Medical Image-to-image translation is a key task in computer vision and generative artificial intelligence, and it is highly applicable to medical image analysis. GAN-based methods are the mainstream image translation methods, but they often ignore the variation and distribution of images in the frequency domain, or only take simple measures to align high-frequency information, which can lead to distortion and low quality of the generated images. To solve these problems, we propose a novel method called frequency domain decomposition translation (FDDT). This method decomposes the original image into a high-frequency component and a low-frequency component, with the high-frequency component containing the details and identity information, and the low-frequency component containing the style information. Next, the high-frequency and low-frequency components of the transformed image are aligned with the transformed results of the high-frequency and low-frequency components of the original image in the same frequency band in the spatial domain, thus preserving the identity information of the image while destroying as little stylistic information of the image as possible. We conduct extensive experiments on MRI images and natural images with FDDT and several mainstream baseline models, and we use four evaluation metrics to assess the quality of the generated images. Compared with the baseline models, optimally, FDDT can reduce Fr\'echet inception distance by up to 24.4%, structural similarity by up to 4.4%, peak signal-to-noise ratio by up to 5.8%, and mean squared error by up to 31%. Compared with the previous method, optimally, FDDT can reduce Fr\'echet inception distance by up to 23.7%, structural similarity by up to 1.8%, peak signal-to-noise ratio by up to 6.8%, and mean squared error by up to 31.6%.

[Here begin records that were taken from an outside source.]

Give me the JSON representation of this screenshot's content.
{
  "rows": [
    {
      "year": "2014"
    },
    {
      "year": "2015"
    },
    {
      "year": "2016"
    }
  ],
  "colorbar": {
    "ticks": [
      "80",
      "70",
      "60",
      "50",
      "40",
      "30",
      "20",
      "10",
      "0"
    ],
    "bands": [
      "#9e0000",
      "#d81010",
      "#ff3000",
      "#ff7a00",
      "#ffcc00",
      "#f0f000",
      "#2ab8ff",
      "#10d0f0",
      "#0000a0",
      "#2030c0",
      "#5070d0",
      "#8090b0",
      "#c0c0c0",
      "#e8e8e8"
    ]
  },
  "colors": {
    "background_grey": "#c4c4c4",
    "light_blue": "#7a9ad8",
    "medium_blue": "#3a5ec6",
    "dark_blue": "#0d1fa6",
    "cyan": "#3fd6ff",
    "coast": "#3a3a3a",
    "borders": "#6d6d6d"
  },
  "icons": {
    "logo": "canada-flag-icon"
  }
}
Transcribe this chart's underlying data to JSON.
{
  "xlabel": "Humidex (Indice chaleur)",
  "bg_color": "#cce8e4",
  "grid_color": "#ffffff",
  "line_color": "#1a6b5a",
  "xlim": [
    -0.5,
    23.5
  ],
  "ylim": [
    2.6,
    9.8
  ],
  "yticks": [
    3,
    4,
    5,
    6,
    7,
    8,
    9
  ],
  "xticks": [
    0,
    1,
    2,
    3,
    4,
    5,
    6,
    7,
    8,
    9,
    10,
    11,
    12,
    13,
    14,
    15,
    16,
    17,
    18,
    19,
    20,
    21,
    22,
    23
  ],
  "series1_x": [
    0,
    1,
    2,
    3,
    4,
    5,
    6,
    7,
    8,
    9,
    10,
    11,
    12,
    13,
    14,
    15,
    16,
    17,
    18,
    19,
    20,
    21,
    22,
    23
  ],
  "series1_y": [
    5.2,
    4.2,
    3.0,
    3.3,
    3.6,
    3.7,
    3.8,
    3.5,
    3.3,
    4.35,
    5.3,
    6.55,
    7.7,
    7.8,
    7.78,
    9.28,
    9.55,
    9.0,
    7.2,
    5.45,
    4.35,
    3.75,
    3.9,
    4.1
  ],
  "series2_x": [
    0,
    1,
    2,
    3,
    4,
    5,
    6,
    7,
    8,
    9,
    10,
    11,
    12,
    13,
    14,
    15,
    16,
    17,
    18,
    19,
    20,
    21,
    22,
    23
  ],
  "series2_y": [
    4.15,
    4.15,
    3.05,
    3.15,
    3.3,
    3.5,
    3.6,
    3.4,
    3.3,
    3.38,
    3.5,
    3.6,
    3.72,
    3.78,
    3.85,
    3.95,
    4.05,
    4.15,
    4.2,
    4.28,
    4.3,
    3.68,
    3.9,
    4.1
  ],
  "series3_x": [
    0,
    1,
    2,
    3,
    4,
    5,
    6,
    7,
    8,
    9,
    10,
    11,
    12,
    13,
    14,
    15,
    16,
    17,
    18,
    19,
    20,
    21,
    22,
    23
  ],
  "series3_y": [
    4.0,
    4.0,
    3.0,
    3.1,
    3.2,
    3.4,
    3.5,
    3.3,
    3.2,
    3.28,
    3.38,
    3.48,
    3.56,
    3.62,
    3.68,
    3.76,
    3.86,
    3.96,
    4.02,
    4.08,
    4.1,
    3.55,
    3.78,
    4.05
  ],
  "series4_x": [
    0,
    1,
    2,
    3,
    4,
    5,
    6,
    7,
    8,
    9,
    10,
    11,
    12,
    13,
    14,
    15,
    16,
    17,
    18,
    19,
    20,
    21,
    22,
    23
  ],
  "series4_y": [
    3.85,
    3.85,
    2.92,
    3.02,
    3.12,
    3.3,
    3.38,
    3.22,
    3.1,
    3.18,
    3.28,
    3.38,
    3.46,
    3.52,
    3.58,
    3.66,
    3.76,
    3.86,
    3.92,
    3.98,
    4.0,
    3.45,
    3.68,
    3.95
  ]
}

翻译：医学图像到图像的翻译是计算机视觉与生成式人工智能中的关键任务，在医学图像分析中具有高度应用价值。基于GAN的方法是主流图像翻译方法，但往往忽略图像在频率域中的变化和分布，或仅采取简单措施对齐高频信息，这可能导致生成图像失真且质量低下。为解决这些问题，我们提出一种名为频率域分解翻译（FDDT）的新方法。该方法将原始图像分解为高频分量和低频分量，其中高频分量包含细节和身份信息，低频分量包含风格信息。随后，变换后图像的高频和低频分量在空间域中与原始图像对应频带的变换结果对齐，从而在尽可能保留图像风格信息的同时保持图像的身份信息。我们使用FDDT及多种主流基线模型，对MRI图像和自然图像进行了大量实验，并采用四项评估指标衡量生成图像质量。与基线模型相比，FDDT最多可降低Fr\'echet初始距离24.4%、结构相似性4.4%、峰值信噪比5.8%及均方误差31%。与先前方法相比，FDDT最多可降低Fr\'echet初始距离23.7%、结构相似性1.8%、峰值信噪比6.8%及均方误差31.6%。